Des miettes et encore de l’oppression… Ce n’est pas ce que nous demandions.

Par Christina Moreira

La nouvelle est tombée aujourd’hui, tel un miracle, faisant grand bruit parmi des gens soudainement réjouis et reconnaissants alors que d’autres, -j’en témoigne-, ont montré de l’indignation, voire de la frustration. Le pape, de sa propre initiative, tout seul et parce que c’était son bon vouloir, a créé un décret (Motu proprio Spiritus Domini à lire en français par exemple sur le sitehttps://www.vaticannews.va/fr/eglise/news/2021-01/motu-proprio-spiritus-domini-femmes-lecteur-acolyte-eglise.html   par lequel il a décidé de modifier le droit canonique moyennant la formule suivante : « Les laïcs qui ont l’âge et les qualités requises établies par décret de la conférence des Évêques, peuvent être admis d’une manière stable par le rite liturgique prescrit aux ministères de lecteur et d’acolyte ; cependant, cette collation de ministère ne leur confère pas le droit à la subsistance ou à une rémunération de la part de l’Église. » Il explique au préalable qu’il s’agit de « mettre à disposition de la communauté et de sa mission de façon stable » les charismes que « l’Esprit du Seigneur Jésus, source éternelle de la vie et de la mission de l’Eglise, distribue aux membres du peuple de Dieu les dons qui permettent à chacun, de diverses façons, de contribuer à l’édification de l’Eglise et à l’annonce de l’Évangile ».

Voyons le texte de plus près. Dans la déclaration suivante « ces ministères laïcs, étant fondés sur le sacrement du Baptême, peuvent être confiés à tous les fidèles qui y sont aptes, qu’ils soient de sexe masculin ou féminin » la non inclusivité est évidente, l’expression : « les fidèles » est déterminé par un « tous », masculin pluriel en français, et il est question de « laïcs ». Dans des phrases où le genre des mots est tranché, il apparaît que ces derniers contredisent l’intention égalitaire avancée, ils s’avèrent blessants. Les dicastères « dûment consultés » n’ont apparemment pas fait de recommandations sur le soin à apporter au langage, une fois n’aurait pas été coutume. Ce qui ne se nomme pas n’existe pas ; ce n’est pas une théorie féministe, nous le tenons de la Bible car tout ce qui existe fut créé par Dieu en nommant les êtres et les choses. Dans notre tradition, la parole est Parole et Elle est Dieu même. Cela n’est pas de la théorie du genre, c’est de l’Écriture Sainte. L’être humain est nommé homme et femme, image de Dieu, revêtu de dignité divine qui revient aux filles comme aux fils, par le baptême et la Sainte Volonté de leur Créateur.

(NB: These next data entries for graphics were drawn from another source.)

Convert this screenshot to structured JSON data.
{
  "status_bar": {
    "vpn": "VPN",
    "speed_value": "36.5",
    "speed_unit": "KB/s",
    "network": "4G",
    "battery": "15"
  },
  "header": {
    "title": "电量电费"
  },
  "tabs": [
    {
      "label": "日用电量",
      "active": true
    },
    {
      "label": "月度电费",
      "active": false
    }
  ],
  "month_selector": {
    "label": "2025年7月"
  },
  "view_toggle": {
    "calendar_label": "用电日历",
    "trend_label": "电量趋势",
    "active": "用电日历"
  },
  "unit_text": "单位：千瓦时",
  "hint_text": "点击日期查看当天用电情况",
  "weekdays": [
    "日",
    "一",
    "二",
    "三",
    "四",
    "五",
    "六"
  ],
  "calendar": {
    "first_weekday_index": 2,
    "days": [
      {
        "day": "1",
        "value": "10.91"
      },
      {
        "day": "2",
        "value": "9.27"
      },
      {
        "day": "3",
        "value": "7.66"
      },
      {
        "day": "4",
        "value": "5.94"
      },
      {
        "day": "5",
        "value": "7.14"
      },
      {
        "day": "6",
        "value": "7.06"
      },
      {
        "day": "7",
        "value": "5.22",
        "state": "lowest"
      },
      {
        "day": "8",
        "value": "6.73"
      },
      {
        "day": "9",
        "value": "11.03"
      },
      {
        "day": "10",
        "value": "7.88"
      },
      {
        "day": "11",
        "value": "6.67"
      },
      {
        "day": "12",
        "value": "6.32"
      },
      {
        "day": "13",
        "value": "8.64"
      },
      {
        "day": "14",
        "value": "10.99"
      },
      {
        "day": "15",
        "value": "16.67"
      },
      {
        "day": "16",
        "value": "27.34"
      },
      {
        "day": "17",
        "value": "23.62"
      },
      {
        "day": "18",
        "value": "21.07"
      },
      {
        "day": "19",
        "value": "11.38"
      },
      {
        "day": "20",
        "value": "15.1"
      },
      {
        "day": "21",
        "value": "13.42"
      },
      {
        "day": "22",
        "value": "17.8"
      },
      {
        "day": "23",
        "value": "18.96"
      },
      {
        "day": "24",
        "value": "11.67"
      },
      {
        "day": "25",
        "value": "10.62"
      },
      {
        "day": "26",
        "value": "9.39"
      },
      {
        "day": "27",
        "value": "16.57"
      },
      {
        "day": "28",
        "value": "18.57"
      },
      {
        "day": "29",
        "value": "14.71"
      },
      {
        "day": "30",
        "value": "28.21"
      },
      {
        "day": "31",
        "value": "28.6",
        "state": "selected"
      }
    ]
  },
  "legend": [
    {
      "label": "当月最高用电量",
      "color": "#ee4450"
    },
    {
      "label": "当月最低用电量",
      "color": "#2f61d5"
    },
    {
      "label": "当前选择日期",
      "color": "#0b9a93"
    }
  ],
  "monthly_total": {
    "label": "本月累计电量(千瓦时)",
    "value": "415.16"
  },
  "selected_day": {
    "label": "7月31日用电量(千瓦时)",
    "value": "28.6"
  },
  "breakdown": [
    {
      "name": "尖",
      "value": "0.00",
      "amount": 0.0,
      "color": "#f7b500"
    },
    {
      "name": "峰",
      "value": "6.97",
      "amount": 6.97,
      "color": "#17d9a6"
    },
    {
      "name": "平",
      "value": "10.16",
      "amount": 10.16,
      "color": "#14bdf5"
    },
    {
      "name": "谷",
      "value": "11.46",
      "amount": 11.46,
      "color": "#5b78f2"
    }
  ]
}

Le texte souligne bien l’origine divine des charismes que portent les personnes et leur destination en vue du bien de l’Église et de l’Évangile, pour déboucher, en fin de compte sur la constitution de ministères qui impliquent des fonctions que les femmes exerçaient déjà. Nous savons certes que dans de nombreux diocèses il est encore interdit aux femmes de fouler du pied le chœur, servir l’autel ou distribuer la communion. À la bonheur !, ces pratiques cesseront donc, du moins nous l’espérons.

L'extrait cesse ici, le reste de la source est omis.